Semana Santa is the week leading up to Easter Sunday, and it’s a BIG deal here in Costa Rica! Safe to say, it is one the most important holidays in the country. Almost every Tico has the week off of work and the kids are out of school. The celebrations and festivities are endless!
Costa Rica’s population is 76% Catholic, hence the reason why Semana Santa is especially important to the culture. This week-long celebration is centered around religious processions, prayers, mass, traditions, and spending time with the entire family.
In every town, the Catholic Church organizes events to take place on Holy Wednesday, Holy Thursday, Good Friday and Easter Sunday. One of the most important religious traditions is the grand procession which is a reenactment of Jesus going to the cross. People from all over Costa Rica travel to Cartago on Friday to witness the biggest procession in the country.
When traveling around, you may notice purple-draped crosses in many front yards or on houses. The purple represents Jesus and then switches to black drapes on Good Friday and white drapes on Easter Sunday. These decorations are important for practicing Catholics.
Many Costa Ricans believe that you should not swim in the ocean on Holy Thursday or Good Friday. If you do, God will become angry and turn you into a fish! Or climbing a tree may cause you to grow a tail…
Another superstition involves an indigenous fig tree. At midnight on Good Friday the Higueron de cabuya blooms but Satan hides in the tree. If you are able to pluck a flower without the devil noticing then you will win the next lottery and be rich forever!

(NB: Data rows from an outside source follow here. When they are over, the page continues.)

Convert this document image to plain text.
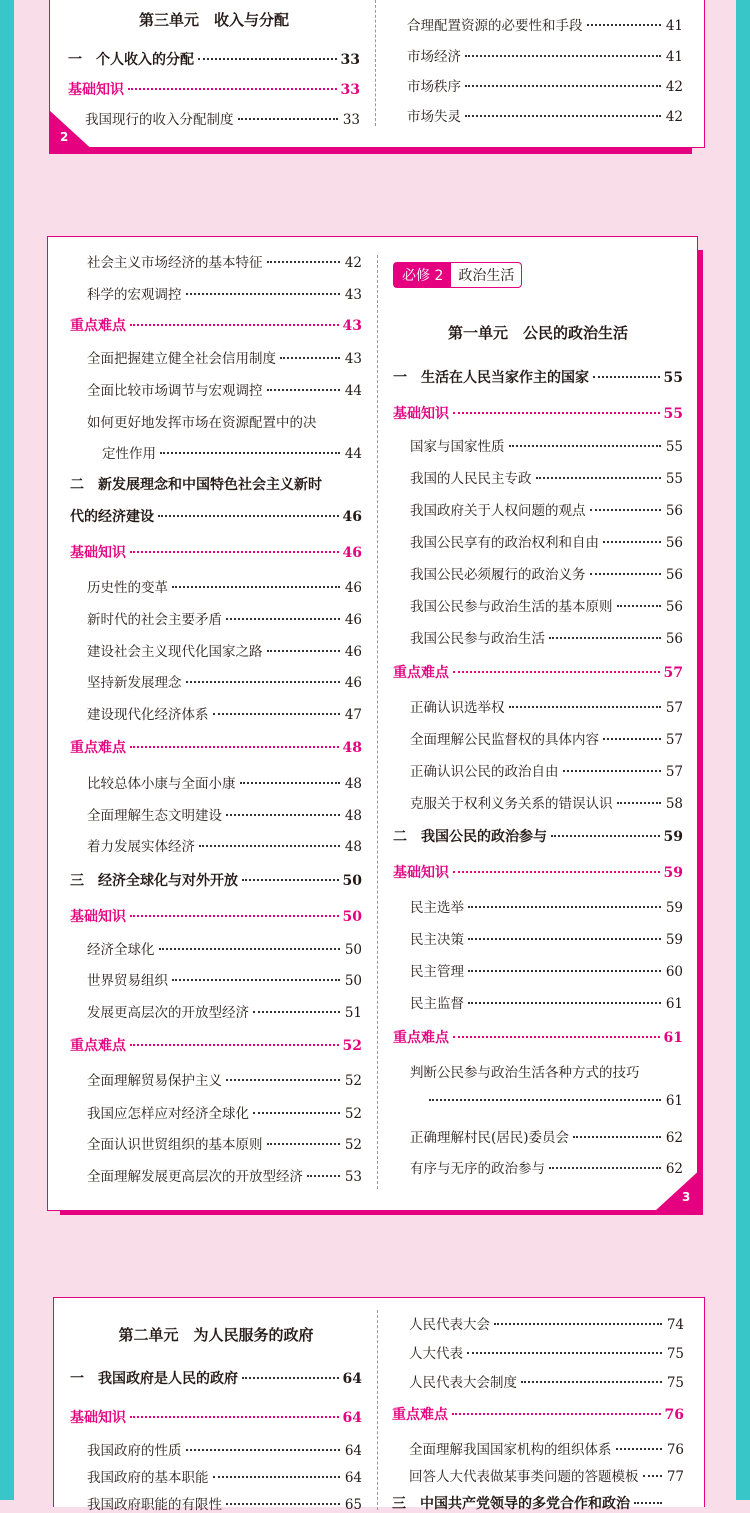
第三单元　收入与分配
一　个人收入的分配	33
基础知识	33
我国现行的收入分配制度	33
合理配置资源的必要性和手段	41
市场经济	41
市场秩序	42
市场失灵	42
2
社会主义市场经济的基本特征	42
科学的宏观调控	43
重点难点	43
全面把握建立健全社会信用制度	43
全面比较市场调节与宏观调控	44
如何更好地发挥市场在资源配置中的决
定性作用	44
二　新发展理念和中国特色社会主义新时
代的经济建设	46
基础知识	46
历史性的变革	46
新时代的社会主要矛盾	46
建设社会主义现代化国家之路	46
坚持新发展理念	46
建设现代化经济体系	47
重点难点	48
比较总体小康与全面小康	48
全面理解生态文明建设	48
着力发展实体经济	48
三　经济全球化与对外开放	50
基础知识	50
经济全球化	50
世界贸易组织	50
发展更高层次的开放型经济	51
重点难点	52
全面理解贸易保护主义	52
我国应怎样应对经济全球化	52
全面认识世贸组织的基本原则	52
全面理解发展更高层次的开放型经济	53
必修 2	政治生活
第一单元　公民的政治生活
一　生活在人民当家作主的国家	55
基础知识	55
国家与国家性质	55
我国的人民民主专政	55
我国政府关于人权问题的观点	56
我国公民享有的政治权利和自由	56
我国公民必须履行的政治义务	56
我国公民参与政治生活的基本原则	56
我国公民参与政治生活	56
重点难点	57
正确认识选举权	57
全面理解公民监督权的具体内容	57
正确认识公民的政治自由	57
克服关于权利义务关系的错误认识	58
二　我国公民的政治参与	59
基础知识	59
民主选举	59
民主决策	59
民主管理	60
民主监督	61
重点难点	61
判断公民参与政治生活各种方式的技巧
61
正确理解村民(居民)委员会	62
有序与无序的政治参与	62
3
第二单元　为人民服务的政府
一　我国政府是人民的政府	64
基础知识	64
我国政府的性质	64
我国政府的基本职能	64
我国政府职能的有限性	65
人民代表大会	74
人大代表	75
人民代表大会制度	75
重点难点	76
全面理解我国国家机构的组织体系	76
回答人大代表做某事类问题的答题模板 77
三　中国共产党领导的多党合作和政治
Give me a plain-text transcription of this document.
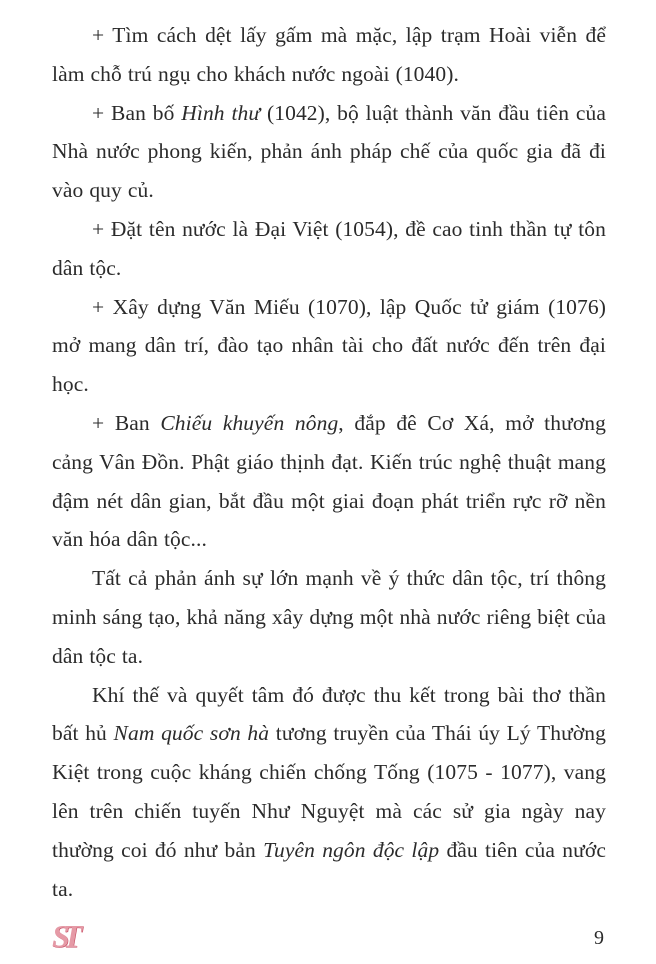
+ Tìm cách dệt lấy gấm mà mặc, lập trạm Hoài viễn để làm chỗ trú ngụ cho khách nước ngoài (1040).

+ Ban bố Hình thư (1042), bộ luật thành văn đầu tiên của Nhà nước phong kiến, phản ánh pháp chế của quốc gia đã đi vào quy củ.

+ Đặt tên nước là Đại Việt (1054), đề cao tinh thần tự tôn dân tộc.

+ Xây dựng Văn Miếu (1070), lập Quốc tử giám (1076) mở mang dân trí, đào tạo nhân tài cho đất nước đến trên đại học.

+ Ban Chiếu khuyến nông, đắp đê Cơ Xá, mở thương cảng Vân Đồn. Phật giáo thịnh đạt. Kiến trúc nghệ thuật mang đậm nét dân gian, bắt đầu một giai đoạn phát triển rực rỡ nền văn hóa dân tộc...

Tất cả phản ánh sự lớn mạnh về ý thức dân tộc, trí thông minh sáng tạo, khả năng xây dựng một nhà nước riêng biệt của dân tộc ta.

Khí thế và quyết tâm đó được thu kết trong bài thơ thần bất hủ Nam quốc sơn hà tương truyền của Thái úy Lý Thường Kiệt trong cuộc kháng chiến chống Tống (1075 - 1077), vang lên trên chiến tuyến Như Nguyệt mà các sử gia ngày nay thường coi đó như bản Tuyên ngôn độc lập đầu tiên của nước ta.

ST	9
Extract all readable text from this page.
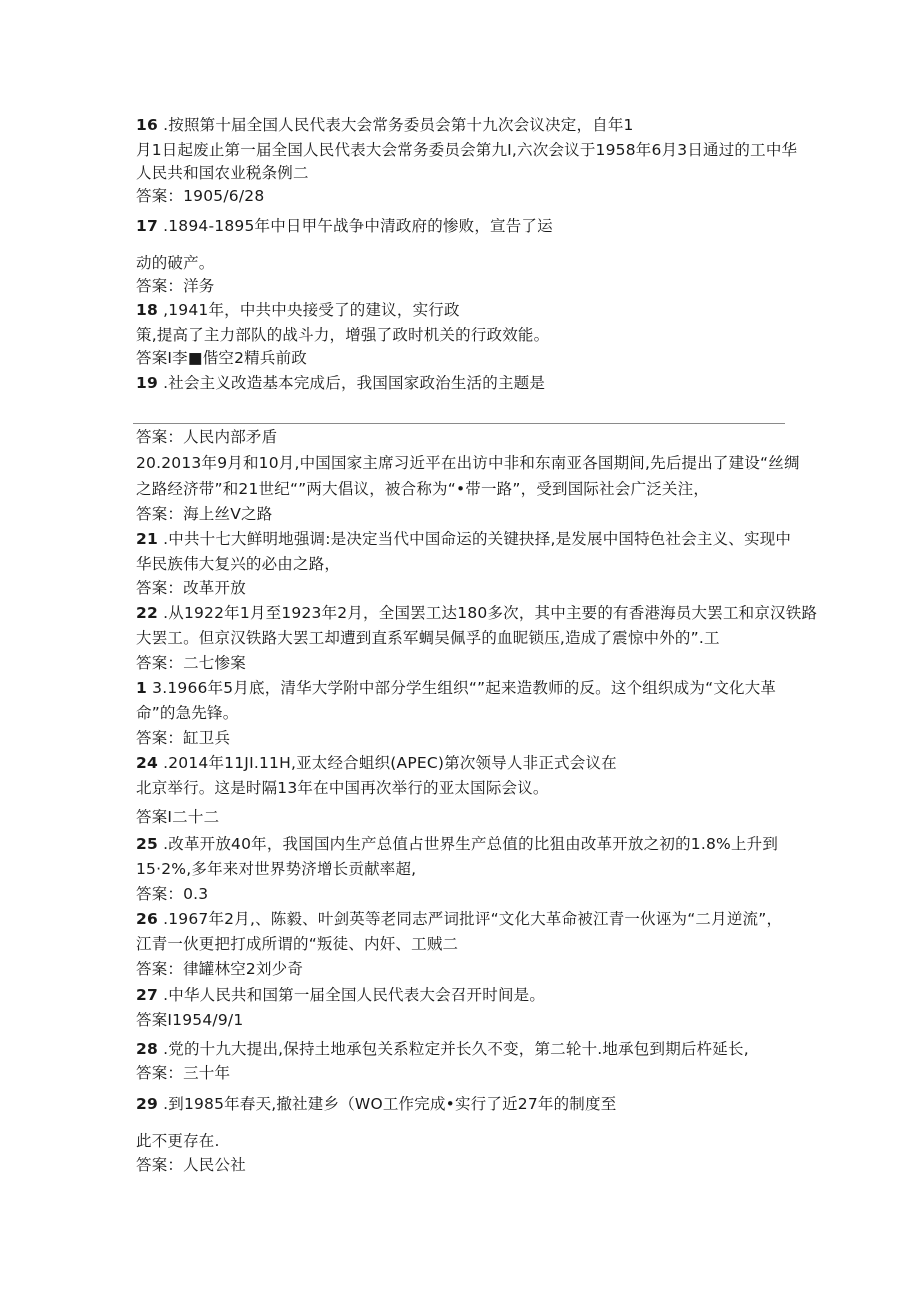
16 .按照第十届全国人民代表大会常务委员会第十九次会议决定，自年1
月1日起废止第一届全国人民代表大会常务委员会第九I,六次会议于1958年6月3日通过的工中华
人民共和国农业税条例二
答案：1905/6/28
17 .1894-1895年中日甲午战争中清政府的惨败，宣告了运
动的破产。
答案：洋务
18 ,1941年，中共中央接受了的建议，实行政
策,提高了主力部队的战斗力，增强了政时机关的行政效能。
答案I李■偕空2精兵前政
19 .社会主义改造基本完成后，我国国家政治生活的主题是
答案：人民内部矛盾
20.2013年9月和10月,中国国家主席习近平在出访中非和东南亚各国期间,先后提出了建设“丝绸
之路经济带”和21世纪“”两大倡议，被合称为“•带一路”，受到国际社会广泛关注，
答案：海上丝V之路
21 .中共十七大鲜明地强调:是决定当代中国命运的关键抉择,是发展中国特色社会主义、实现中
华民族伟大复兴的必由之路，
答案：改革开放
22 .从1922年1月至1923年2月，全国罢工达180多次，其中主要的有香港海员大罢工和京汉铁路
大罢工。但京汉铁路大罢工却遭到直系军蜩吴佩孚的血昵锁压,造成了震惊中外的”.工
答案：二七惨案
1 3.1966年5月底，清华大学附中部分学生组织“”起来造教师的反。这个组织成为“文化大革
命”的急先锋。
答案：缸卫兵
24 .2014年11JI.11H,亚太经合蛆织(APEC)第次领导人非正式会议在
北京举行。这是时隔13年在中国再次举行的亚太国际会议。
答案I二十二
25 .改革开放40年，我国国内生产总值占世界生产总值的比狙由改革开放之初的1.8%上升到
15·2%,多年来对世界势济增长贡献率超,
答案：0.3
26 .1967年2月,、陈毅、叶剑英等老同志严词批评“文化大革命被江青一伙诬为“二月逆流”，
江青一伙更把打成所谓的“叛徒、内奸、工贼二
答案：律罐林空2刘少奇
27 .中华人民共和国第一届全国人民代表大会召开时间是。
答案I1954/9/1
28 .党的十九大提出,保持土地承包关系粒定并长久不变，第二轮十.地承包到期后杵延长,
答案：三十年
29 .到1985年春天,撤社建乡（WO工作完成•实行了近27年的制度至
此不更存在.
答案：人民公社
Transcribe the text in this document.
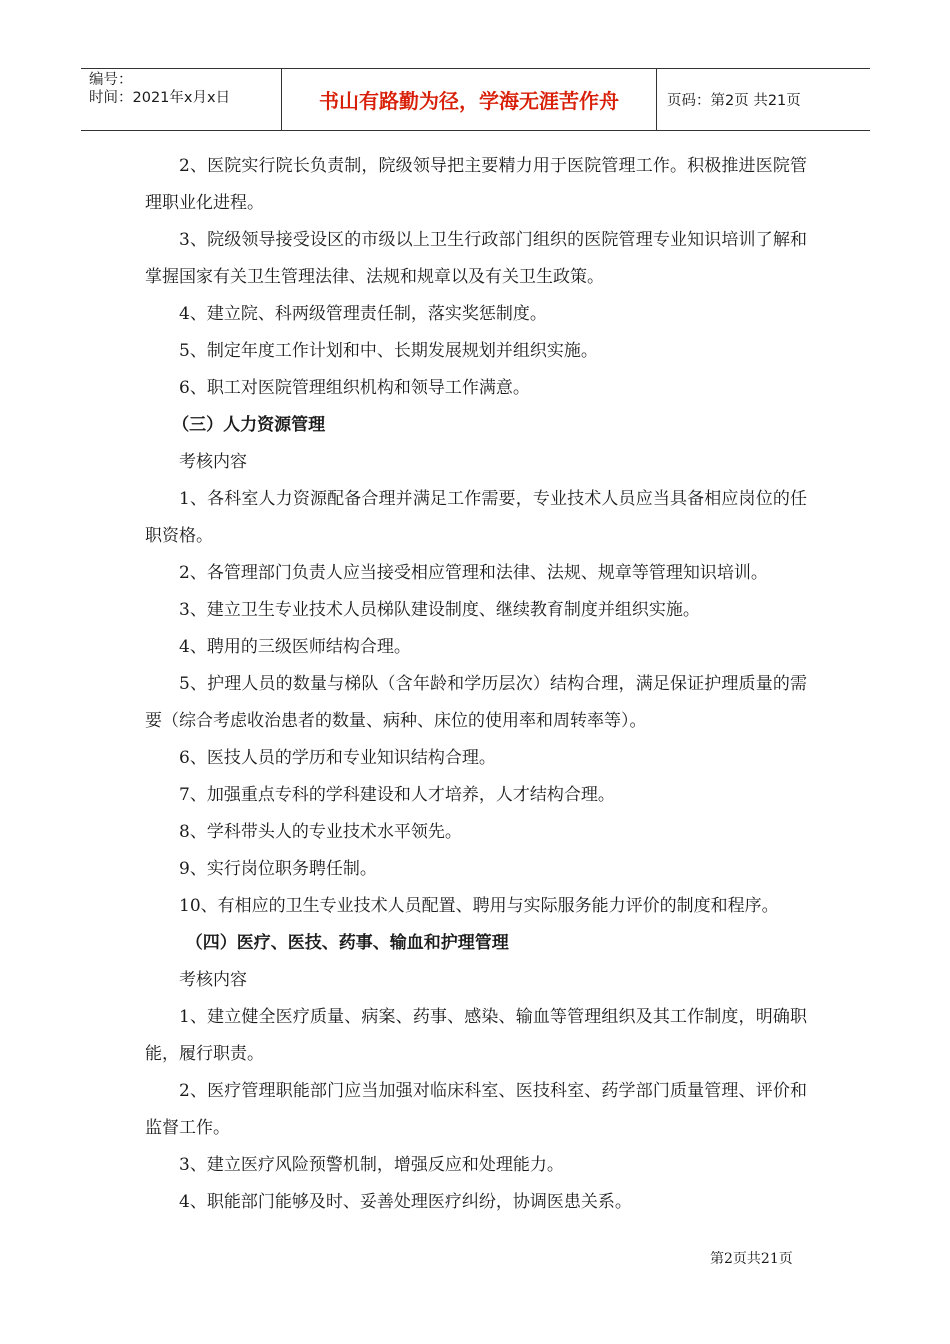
编号：
时间：2021年x月x日	书山有路勤为径，学海无涯苦作舟	页码：第2页 共21页

2、医院实行院长负责制，院级领导把主要精力用于医院管理工作。积极推进医院管理职业化进程。

3、院级领导接受设区的市级以上卫生行政部门组织的医院管理专业知识培训了解和掌握国家有关卫生管理法律、法规和规章以及有关卫生政策。

4、建立院、科两级管理责任制，落实奖惩制度。

5、制定年度工作计划和中、长期发展规划并组织实施。

6、职工对医院管理组织机构和领导工作满意。

（三）人力资源管理

考核内容

1、各科室人力资源配备合理并满足工作需要，专业技术人员应当具备相应岗位的任职资格。

2、各管理部门负责人应当接受相应管理和法律、法规、规章等管理知识培训。

3、建立卫生专业技术人员梯队建设制度、继续教育制度并组织实施。

4、聘用的三级医师结构合理。

5、护理人员的数量与梯队（含年龄和学历层次）结构合理，满足保证护理质量的需要（综合考虑收治患者的数量、病种、床位的使用率和周转率等）。

6、医技人员的学历和专业知识结构合理。

7、加强重点专科的学科建设和人才培养，人才结构合理。

8、学科带头人的专业技术水平领先。

9、实行岗位职务聘任制。

10、有相应的卫生专业技术人员配置、聘用与实际服务能力评价的制度和程序。

（四）医疗、医技、药事、输血和护理管理

考核内容

1、建立健全医疗质量、病案、药事、感染、输血等管理组织及其工作制度，明确职能，履行职责。

2、医疗管理职能部门应当加强对临床科室、医技科室、药学部门质量管理、评价和监督工作。

3、建立医疗风险预警机制，增强反应和处理能力。

4、职能部门能够及时、妥善处理医疗纠纷，协调医患关系。

第2页共21页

It is also rumored that hot weather causes more earthquakes to happen. On the bright side, Semana Santa is also thought to be the week with the most beautiful sunsets!
Semana Santa Foods
Due to Holy traditions, many Ticos do not consume any pork or beef during Semana Santa. Instead families enjoy plenty of fish. Arroz y frijoles con(Rice and beans with fish) and ceviche are the main dishes on the menu.
Chiverre is another staple of Semana Santa. This large squash is in season for the holidays and ends up as a filling for various pastries or empanadas. The preparation of chiverre can take days!
In Guanacaste, many take advantage of all the mangoes in season. Families gather these juicy fruits and make mango marmalade. Sweets are a definite favorite for Semana Santa!
An estimated 1.5 million Ticos visit the beach for Semana Santa! For those who aren’t very religious, Semana Santa is also the time for partying. You will see a mass exodus to the beach from the central valley. Be prepared for crowded beaches, packed restaurants, and plenty of traffic!
Semana Santa is one of the busiest weeks of the year. Make sure to be well stocked on groceries and have your reservations in place. As long as you don’t mind large crowds of people, Semana Santa is a very exciting week. It is one of the best times to experience traditional Costa Rican foods, culture, and celebration.